PS: este texto foi escrito antes do conhecimento do atentado contra Donald Trump, em comício eleitoral.
(1) João Pedro Teixeira Fernandes (JPTF), “2024: o ano da distopia nos EUA”, Público, 08JUL24.
(2) Luís Aguiar-Conraria (LAC), “Uma sociedade demente”, Expresso, 05JUL24.
(3) Maria João Marques (MJM), “O pânico justifica-se”, Público, 03JUL24.
(4) Clara Ferreira Alves (CFA), “Os sinos dobram por nós”, Expresso, 05JUL24.

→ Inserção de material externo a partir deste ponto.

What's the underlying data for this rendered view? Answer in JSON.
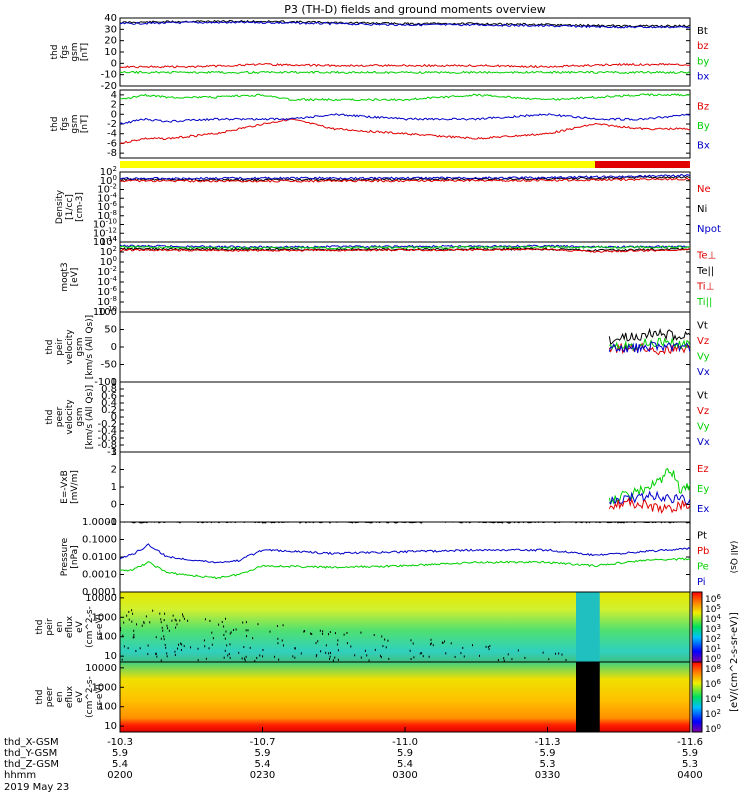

(5) Miguel Sousa Tavares (MST), “O triunfo dos ressabiados”, Expresso, 05JUL24. É bom que se diga que se partilham muitas das preocupações de MST com os efeitos das redes sociais, nomeadamente na degradação da democracia. Mas também resulta da história próxima e do que corre no presente, que colocar todas as responsabilidades e culpas em cima das redes sociais é manifestamente exíguo. Ao correr da pena, é esquecer por exemplo o papel do dinheiro, particularmente visível nas eleições norte-americanas, na corrupção, subversão e distorção democrática dos actos eleitorais. É esquecer o papel dos órgãos de comunicação social dominantes, caso das centrais/agências de informação (Thomson Reuter, Associated Press (AP), Agence France Press (AFP), EFE, …) na manipulação passada e presente das massas eleitorais (os comunistas, seus alvos, que o digam!). É esquecer os limites económicos, sociais, culturais e ideológicos da “democracia burguesa” (outros chamar-lhe-ão “democracia liberal”!) e do funcionamento dos seus órgãos e instituições do sistema democrático, assentes numa sociedade de classes, dominada pelo capital, marcada por profundas desigualdades económicas e sociais. Além do mais é notável, natural mas notável, esta preocupação por parte de MST e de outros jornalistas e comentadores e articulistas dos media portugueses (imprensa escrita, rádio, televisão) que há décadas determinam, conformam o pensamento dominante (e único), económico, político, ideológico e partidário (alguns diriam pensamento “mainstream”) tendo como referentes os quadros ideológicos neoliberais, a “ideologia comunitária”, isto é, a que tem suportado a integração capitalista europeia, ou a simples replicação de correntes mediáticas do imperialismo. O “Expresso” onde escreve MST, é um caso de estudo!
(6) Notícia de Alexandre Martins, Público, 08JUL24.
(7) Henrique Monteiro (HM), “Os dias que me ocorrem - Biden e Nato”, Expresso, 12JUL24.